Hey, remember Scoreboard Watching?
It was one of my favorite features around here last year, as the Cubs battled to stay ahead in the Wild Card race, and then nearly pull ahead in the NL Central. With September here, I wanted to get back into it, at least so long as it is modestly interesting …
I say that because the Cubs, having won *again* yesterday, and the Cardinals having lost *again* yesterday, means the Cubs’ NL Central Magic Number is down to just 13. It is not at all implausible that the Cubs could clinch this thing by the end of the next business week. It’s not likely, because eventually they’ve gotta lose a game or two and the Cardinals have to win a game or two, but my word.
Speaking of which, the Cubs now lead the Central by 16.5 games, which is a blowout of the highest order. You can take the divisional leads in the American League, add them all up, and you still get to only 15.0 games. Add the other two NL division leads together and you get just 12.5 games.
The Cubs hold the best record in the National League – and the right to play the Wild Card Game winner in the NLDS – by 8.0 games. So, how about that NL Wild Card race? Well, this should tell you a couple things:
The Cubs currently have 87 wins on September 2.
FanGraphs projects the No. 1 NL WC slot goes to the Giants, at 87.3 wins.
— Matt Clapp (@TheBlogfines) September 3, 2016
The things? The Cubs have probably pretty much already clinched a Wild Card spot, if it ever came to that (it won’t). And also: that race is a mess.

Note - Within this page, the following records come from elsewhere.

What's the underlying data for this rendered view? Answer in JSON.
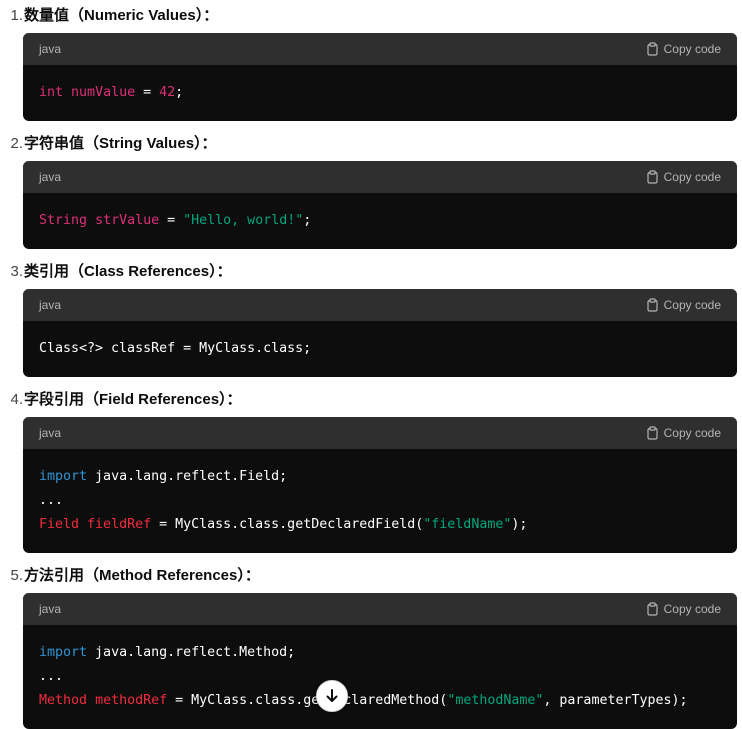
{
  "copy_label": "Copy code",
  "items": [
    {
      "number": "1.",
      "heading": "数量值（Numeric Values）：",
      "lang": "java",
      "code_lines": [
        [
          {
            "t": "int",
            "c": "num-lit"
          },
          {
            "t": " ",
            "c": "white"
          },
          {
            "t": "numValue",
            "c": "num-lit"
          },
          {
            "t": " = ",
            "c": "white"
          },
          {
            "t": "42",
            "c": "num-lit"
          },
          {
            "t": ";",
            "c": "white"
          }
        ]
      ]
    },
    {
      "number": "2.",
      "heading": "字符串值（String Values）：",
      "lang": "java",
      "code_lines": [
        [
          {
            "t": "String",
            "c": "num-lit"
          },
          {
            "t": " ",
            "c": "white"
          },
          {
            "t": "strValue",
            "c": "num-lit"
          },
          {
            "t": " = ",
            "c": "white"
          },
          {
            "t": "\"Hello, world!\"",
            "c": "str"
          },
          {
            "t": ";",
            "c": "white"
          }
        ]
      ]
    },
    {
      "number": "3.",
      "heading": "类引用（Class References）：",
      "lang": "java",
      "code_lines": [
        [
          {
            "t": "Class<?> classRef = MyClass.class;",
            "c": "white"
          }
        ]
      ]
    },
    {
      "number": "4.",
      "heading": "字段引用（Field References）：",
      "lang": "java",
      "code_lines": [
        [
          {
            "t": "import",
            "c": "kw-blue"
          },
          {
            "t": " java.lang.reflect.Field;",
            "c": "white"
          }
        ],
        [
          {
            "t": "...",
            "c": "white"
          }
        ],
        [
          {
            "t": "Field",
            "c": "kw-red"
          },
          {
            "t": " ",
            "c": "white"
          },
          {
            "t": "fieldRef",
            "c": "kw-red"
          },
          {
            "t": " = MyClass.class.getDeclaredField(",
            "c": "white"
          },
          {
            "t": "\"fieldName\"",
            "c": "str"
          },
          {
            "t": ");",
            "c": "white"
          }
        ]
      ]
    },
    {
      "number": "5.",
      "heading": "方法引用（Method References）：",
      "lang": "java",
      "code_lines": [
        [
          {
            "t": "import",
            "c": "kw-blue"
          },
          {
            "t": " java.lang.reflect.Method;",
            "c": "white"
          }
        ],
        [
          {
            "t": "...",
            "c": "white"
          }
        ],
        [
          {
            "t": "Method",
            "c": "kw-red"
          },
          {
            "t": " ",
            "c": "white"
          },
          {
            "t": "methodRef",
            "c": "kw-red"
          },
          {
            "t": " = MyClass.class.getDeclaredMethod(",
            "c": "white"
          },
          {
            "t": "\"methodName\"",
            "c": "str"
          },
          {
            "t": ", parameterTypes);",
            "c": "white"
          }
        ]
      ]
    }
  ]
}
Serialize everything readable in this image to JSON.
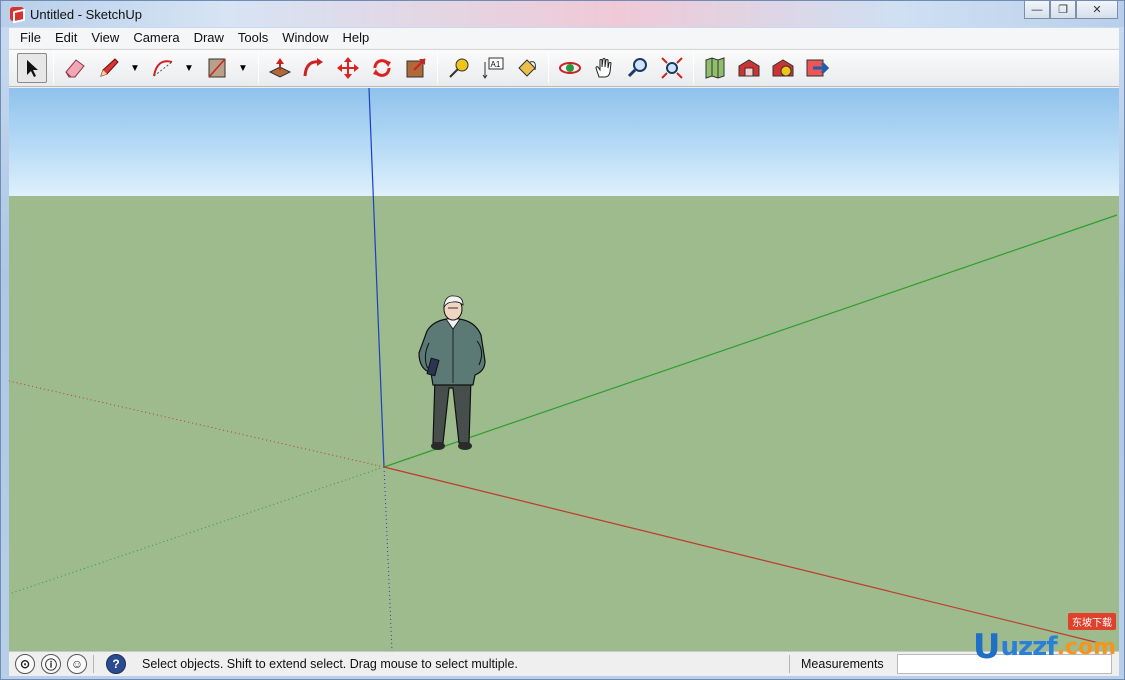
{
  "window": {
    "title": "Untitled - SketchUp",
    "minimize": "—",
    "maximize": "❐",
    "close": "✕"
  },
  "menu": [
    "File",
    "Edit",
    "View",
    "Camera",
    "Draw",
    "Tools",
    "Window",
    "Help"
  ],
  "toolbar": {
    "tools": [
      {
        "name": "select-tool",
        "glyph": "➤"
      },
      {
        "name": "eraser-tool",
        "glyph": "▰"
      },
      {
        "name": "pencil-tool",
        "glyph": "✎"
      },
      {
        "name": "arc-tool",
        "glyph": "◠"
      },
      {
        "name": "rectangle-tool",
        "glyph": "▨"
      },
      {
        "name": "push-pull-tool",
        "glyph": "⇪"
      },
      {
        "name": "follow-me-tool",
        "glyph": "↷"
      },
      {
        "name": "move-tool",
        "glyph": "✥"
      },
      {
        "name": "rotate-tool",
        "glyph": "↻"
      },
      {
        "name": "scale-tool",
        "glyph": "⤢"
      },
      {
        "name": "tape-measure-tool",
        "glyph": "⚲"
      },
      {
        "name": "text-tool",
        "glyph": "A1"
      },
      {
        "name": "paint-bucket-tool",
        "glyph": "⛽"
      },
      {
        "name": "orbit-tool",
        "glyph": "⟳"
      },
      {
        "name": "pan-tool",
        "glyph": "✋"
      },
      {
        "name": "zoom-tool",
        "glyph": "⚲"
      },
      {
        "name": "zoom-extents-tool",
        "glyph": "⤧"
      },
      {
        "name": "add-location-tool",
        "glyph": "▦"
      },
      {
        "name": "warehouse-tool",
        "glyph": "◈"
      },
      {
        "name": "share-model-tool",
        "glyph": "◉"
      },
      {
        "name": "extension-warehouse-tool",
        "glyph": "⬈"
      }
    ]
  },
  "status": {
    "message": "Select objects. Shift to extend select. Drag mouse to select multiple.",
    "measurements_label": "Measurements",
    "measurements_value": ""
  },
  "watermark": {
    "u": "U",
    "rest": "uzzf",
    "com": ".com",
    "tag": "东坡下载"
  },
  "colors": {
    "sky_top": "#8fc2ec",
    "ground": "#9dbb8c",
    "axis_red": "#c0392b",
    "axis_green": "#2ca02c",
    "axis_blue": "#1f3fbf"
  }
}
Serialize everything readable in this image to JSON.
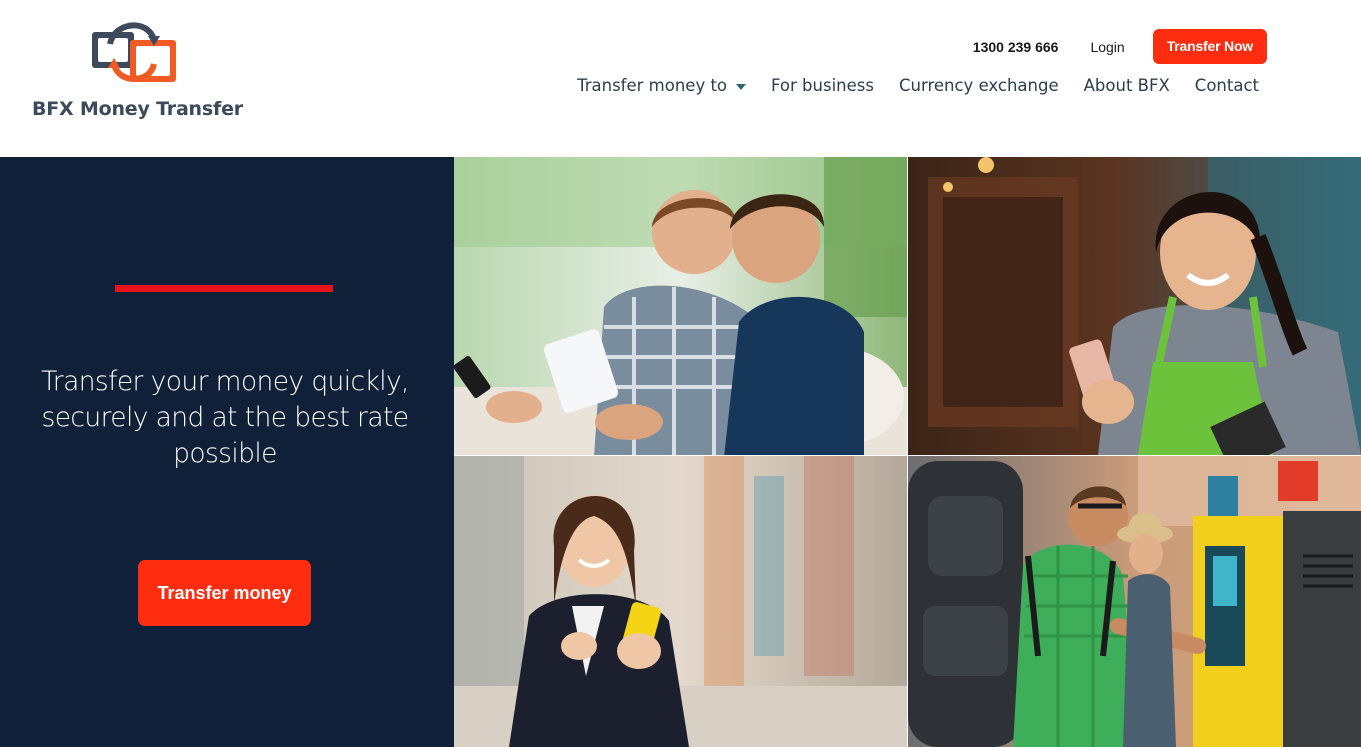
{
  "brand": {
    "name": "BFX Money Transfer",
    "colors": {
      "navy": "#0f2038",
      "accent": "#ff2d0f",
      "logo_grey": "#3c4a5c",
      "logo_orange": "#f15a22"
    }
  },
  "header": {
    "phone": "1300 239 666",
    "login": "Login",
    "cta": "Transfer Now"
  },
  "nav": {
    "items": [
      {
        "label": "Transfer money to",
        "has_dropdown": true
      },
      {
        "label": "For business"
      },
      {
        "label": "Currency exchange"
      },
      {
        "label": "About BFX"
      },
      {
        "label": "Contact"
      }
    ]
  },
  "hero": {
    "tagline": "Transfer your money quickly, securely and at the best rate possible",
    "button": "Transfer money"
  },
  "photos": [
    {
      "icon": "photo-two-men-with-phone-and-tablet"
    },
    {
      "icon": "photo-smiling-woman-in-apron-with-phone"
    },
    {
      "icon": "photo-woman-in-blazer-with-yellow-phone"
    },
    {
      "icon": "photo-backpackers-at-atm-kiosk"
    }
  ]
}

The plausible teams fighting for the two Wild Card spots are the Giants, the Cardinals, the Mets (2.0 back of the Cardinals for the second Wild Card), the Pirates (2.5 games back), the Marlins (3.0 games back), and the Rockies (5.5 games back). Every single one of those teams except the Rockies (who are only barely “plausibly” in the race) lost yesterday. The Cardinals are just seven games over .500, and they are currently in Wild Card position. As I said: it’s a mess.
The Giants, by the way, are still just 2.0 games behind the Dodgers in the NL West, so the Dodgers, too, could wind up factoring into the Wild Card race. If the Cubs do end up playing the Wild Card winner, they’ll have the benefit of facing that team without the ability to use their top starting pitcher twice in that series.